I want to train a MultiLayerPerceptron using Weka with ~200 samples and 6 attributes.
I was thinking of spliting into train and test, and on train, specify a certain % of the train as Validation set.
But then I considered using fold-crossvalidation in order to make a better use of my set of samples.
My question is: Does it make sense to specify a validation set when doing a crossvalidation approach?

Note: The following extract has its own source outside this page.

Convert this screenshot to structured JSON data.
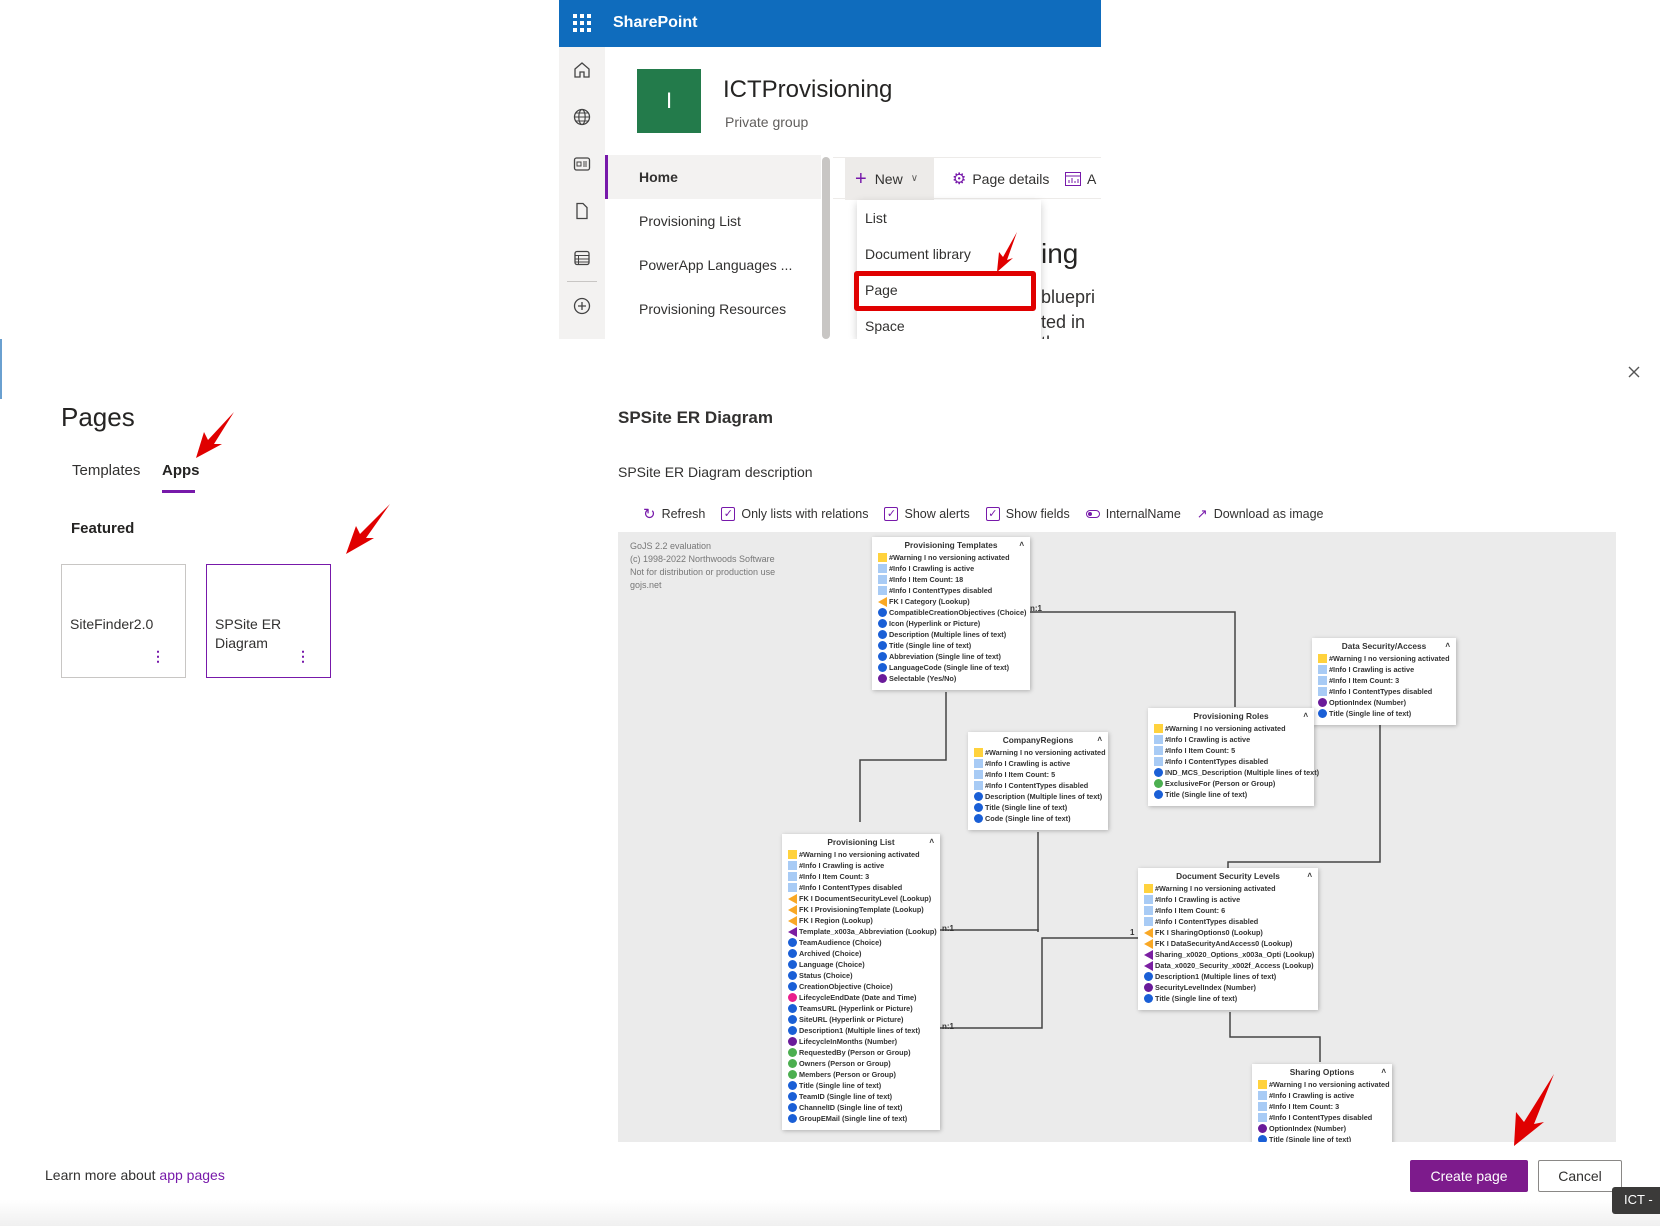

And, considering the size of the sample, can you suggest me some numbers for the two approaches? (e.g. 2/3 for train, 1/3 test, and 20% validation… and for CV: 10-fold, 2-fold, or LOOCV instead…)
Thank you in advance!
Your questions sounds like you’re not exactly familiar with cross-validation. Like you noticed there is a parameter for the number of folds to run. For a simple cross-validation the parameter defines the number of subsets which are created out of your original set. Let that parameter be k. Your original set is splitted into k equally sized subset. Then for each run, the trainig is run on k-1 subsets and the validation is done on the remaining, k-th subset. Then another permutation of k-1 subsets of the k subsets is used for training, and so on. So you run k iterations of this process.
For your data set size, k=10 sounds alright, but basically everything is worth testing, as long as you take all results into account and don’t take the best one.
For the very simple evaluation you just use 2/3 as training set and the 1/3 “test set” is actually your validation set. There are more sophisticated approaches though which use the test set as a termination criterion and another validation set as the final evaluation (since your results might be overfitted to the test set as well, because it defines the termination). For this approach you obviously need to split up the set differently (e.g. 2/3 training, 3/12 test and 1/12 validation).